I have a RDD like this: RDD[(Any, Array[(Any, Any)])]
I just want to convert it into a DataFrame. Thus I use this schema
val schema = StructType(Array (StructField("C1", StringType, true), StructField("C4", ArrayType(StringType, false), false)))
val df = Seq(
("A",1,"12/06/2012"),
("A",2,"13/06/2012"),
("B",3,"12/06/2012"),
("B",4,"17/06/2012"),
("C",5,"14/06/2012")).toDF("C1", "C2","C3")
df.show(false)
val rdd = df.map( line => ( line(0), (line(1), line(2))))
.groupByKey()
.mapValues(i => i.toList).foreach(println)
val output_df = sqlContext.createDataFrame(rdd, schema)
My rdd look like this:
(B,List((3,12/06/2012), (4,17/06/2012)))
(A,List((1,12/06/2012), (2,13/06/2012)))
(C,List((5,14/06/2012)))
or like this
(A,[Lscala.Tuple2;@3e8f27c9)
(C,[Lscala.Tuple2;@6f22defb)
(B,[Lscala.Tuple2;@1b8692ec)
if I use:
.mapValues(i => i.toArray)
I already try this:
val output_df = sqlContext.createDataFrame(rdd, schema)
But I get:
Error:(40, 32) overloaded method value createDataFrame with alternatives:
(data: java.util.List[_],beanClass: Class[_])org.apache.spark.sql.DataFrame <and>
(rdd: org.apache.spark.api.java.JavaRDD[_],beanClass: Class[_])org.apache.spark.sql.DataFrame <and>
(rdd: org.apache.spark.rdd.RDD[_],beanClass: Class[_])org.apache.spark.sql.DataFrame <and>
(rows: java.util.List[org.apache.spark.sql.Row],schema: org.apache.spark.sql.types.StructType)org.apache.spark.sql.DataFrame <and>
(rowRDD: org.apache.spark.api.java.JavaRDD[org.apache.spark.sql.Row],schema: org.apache.spark.sql.types.StructType)org.apache.spark.sql.DataFrame <and>
(rowRDD: org.apache.spark.rdd.RDD[org.apache.spark.sql.Row],schema: org.apache.spark.sql.types.StructType)org.apache.spark.sql.DataFrame
cannot be applied to (Unit, org.apache.spark.sql.types.StructType)
val output_df = sqlContext.createDataFrame(rdd, schema)
to Raphael Roth
tried the second method which does not work, I get:
Error:(41, 24) No TypeTag available for MySchema
val newdf = rdd.map(line => MySchema(line._1.toString, line._2.asInstanceOf[List[(Int, String)]])).toDF()
the first method work fine but I lost the first element of my tuple with .mapValues(i => i.map(_._2))
Do you know if I can complete the first method to keep the two elements
I resolved it converting my tuple in string but this is not elegant solution according to me because I will have to split my String tuple to read the column:
val rdd = df.map(line => ( line(0), (line(1), line(2)))).groupByKey()
.mapValues(i => i.map(w => (w._1,w._2).toString))
.map(i=>Row(i._1,i._2))
Thank you for the help
GroupByKey gives you a Seq of Tuples, you did not take this into account in your schema.
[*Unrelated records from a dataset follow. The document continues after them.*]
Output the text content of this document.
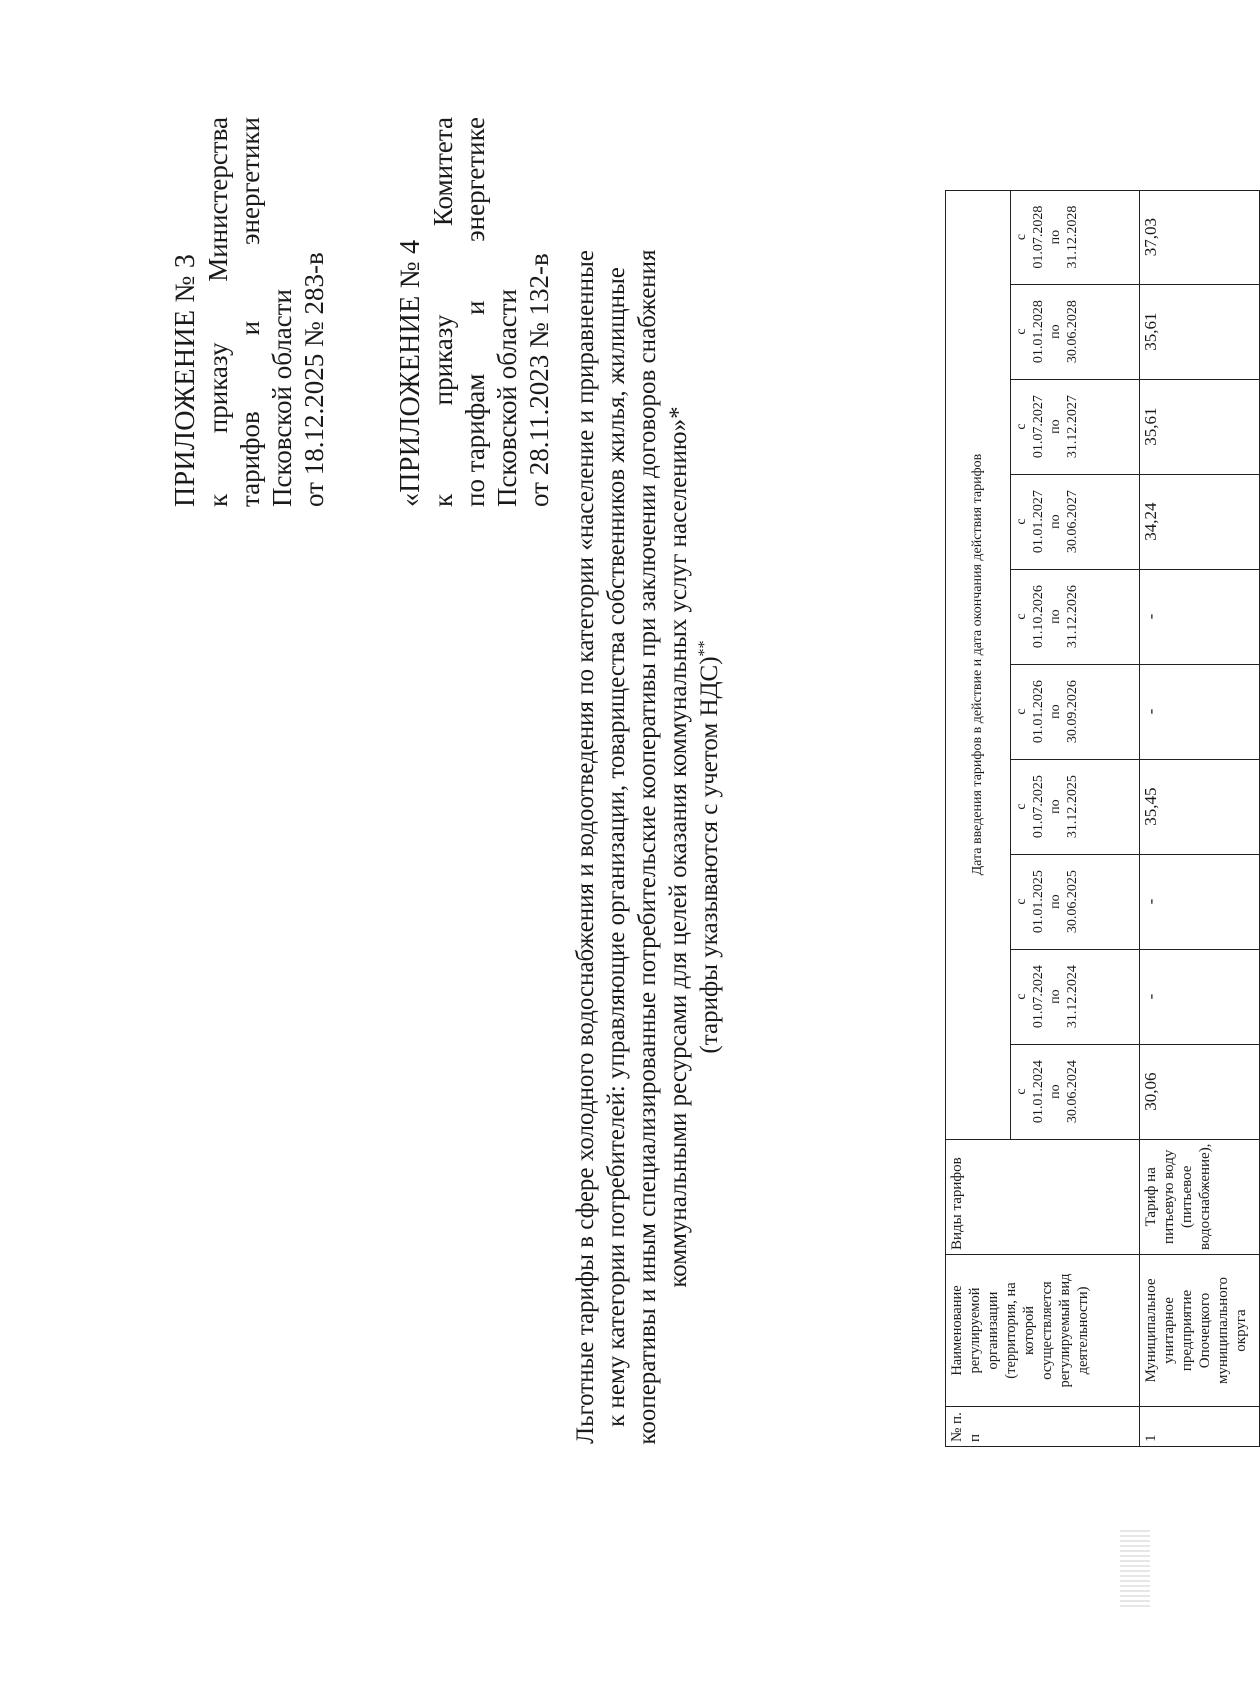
ПРИЛОЖЕНИЕ № 3 к
приказу
Министерства
тарифов
и
энергетики
Псковской области от 18.12.2025 № 283-в «ПРИЛОЖЕНИЕ № 4 к
приказу
Комитета
по тарифам
и
энергетике
Псковской области от 28.11.2023 № 132-в Льготные тарифы в сфере холодного водоснабжения и водоотведения по категории «население и приравненные к нему категории потребителей: управляющие организации, товарищества собственников жилья, жилищные кооперативы и иным специализированные потребительские кооперативы при заключении договоров снабжения коммунальными ресурсами для целей оказания коммунальных услуг населению»* (тарифы указываются с учетом НДС)**
№ п. п	Наименование регулируемой организации (территория, на которой осуществляется регулируемый вид деятельности)	Виды тарифов	Дата введения тарифов в действие и дата окончания действия тарифов									

			с 01.01.2024 по 30.06.2024	с 01.07.2024 по 31.12.2024	с 01.01.2025 по 30.06.2025	с 01.07.2025 по 31.12.2025	с 01.01.2026 по 30.09.2026	с 01.10.2026 по 31.12.2026	с 01.01.2027 по 30.06.2027	с 01.07.2027 по 31.12.2027	с 01.01.2028 по 30.06.2028	с 01.07.2028 по 31.12.2028

1	Муниципальное унитарное предприятие Опочецкого муниципального округа	Тариф на питьевую воду (питьевое водоснабжение),	30,06	-	-	35,45	-	-	34,24	35,61	35,61	37,03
Further, sqlContext.createDataFrame needs an RDD[Row] which you didn't provide.
This should work using your schema:
val rdd = df.map(line => (line(0), (line(1), line(2))))
.groupByKey()
.mapValues(i => i.map(_._2))
.map(i=>Row(i._1,i._2))
val output_df = sqlContext.createDataFrame(rdd, schema)
You can also use a case class which can be used to map tuples (not sure of tuples schemas can be created programmatically):
val df = Seq(
("A", 1, "12/06/2012"),
("A", 2, "13/06/2012"),
("B", 3, "12/06/2012"),
("B", 4, "17/06/2012"),
("C", 5, "14/06/2012")).toDF("C1", "C2", "C3")
df.show(false)
val rdd = df.map(line => (line(0), (line(1), line(2))))
.groupByKey()
.mapValues(i => i.toList)
// this should be placed outside of main()
case class MySchema(C1: String, C4: List[(Int, String)])
val newdf = rdd.map(line => MySchema(line._1.toString, line._2.asInstanceOf[List[(Int, String)]])).toDF()